One of the few known retrospective studies evaluating CRT versus RT alone for stage I disease was performed by Cheng and colleagues [10]. In this study of 44 stage I–II patients, the 3-year locoregional control with CRT was 100%, versus 92% for RT alone (p = .10). However, the main limitation to that study was that nearly all stage I patients received RT alone, and thus the benefit to CRT remained so for stage II disease, corresponding to the randomized data discussed earlier [3]. To that extent, this study adds evidence to answer the question aimed by that investigation in a large volume of pure stage I patients.

This study implies that addition of chemotherapy does not influence OS, which carries caveats. In a cohort of patients without clear indications to administer chemotherapy, chemotherapy is most often given to an especially ‘high-risk’ subset that may warrant more aggressive therapy than RT alone [11,12]. Thus, the finding of equivalent OS could mean that the ‘high-risk’ population (that may do poorly anyway) ended up benefitting from chemotherapy to the point of equivalent OS. Hence, the main shortcoming of this study lies in its retrospective nature, which cannot compensate for selection biases as prospective data can. Altogether, when conservatively and judiciously taking all factors into account, this study does not imply causation and is not intended to suggest chemotherapy should be omitted in all T1N0 NPC cases. Rather, this hypothesis-generating study is intended to imply that there is likely not a role for chemotherapy administration in routine cases.

With regards to predictors of OS, the seemingly paradoxical finding of high-grade disease having a better prognosis can be explained by several high-grade NPC variants having improved prognosis, likely from increased radiosensitivity [13,14]. Moreover, grade as coded in the NCDB is not defined to be the same as WHO grade and/or Epstein–Barr virus association (the number of unknown values is also quite large for this parameter).

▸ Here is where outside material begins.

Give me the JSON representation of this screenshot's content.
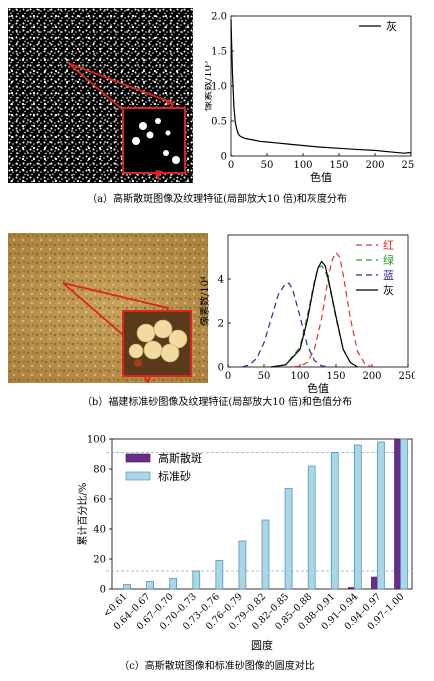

Although the NCDB provides a unique platform with which to study this important clinical question, this investigation is not without limitations. First, NCDB studies are inherently retrospective; they have potential for miscoding, and limited sample sizes of T1N0 cases (especially for those receiving nonstandard therapies). Second, NCDB studies do not keep track of precise reasons for the administration of chemotherapy, as discussed above (e.g., chemotherapy for tumor size/extension). Third, the NCDB does not allow for an assessment of subsequent lines of treatment (e.g., re-irradiation, further systemic and/or targeted therapy), which could influence overall survival. Additionally, the inherent limitation of ‘overall survival’ without other outcomes like local or locoregional control in a tumor with good prognosis is also acknowledged, and thus more conclusions may not be applicable with this national database. Furthermore, the NCDB also does not provide details such as performance status, Epstein–Barr virus status, radiotherapy field design/volumes/techniques, specific chemotherapy type, or qualitative extent of resection (e.g., based on post-treatment imaging).

Conclusions

Given the lack of T1N0 patients in randomized trials of RT versus CRT, this study evaluates patterns of care and outcomes of this clinical question. Racial and facility differences impacting receipt of chemotherapy were identified. This analysis did not identify an appreciable impact of chemotherapy on OS, and hence routinely adding chemotherapy to RT is not indicated.

Disclosure statement

There are no acknowledgements. There was no funding for this study. This study has not been presented or published in part or full form elsewhere. All authors declare no conflicts of interest.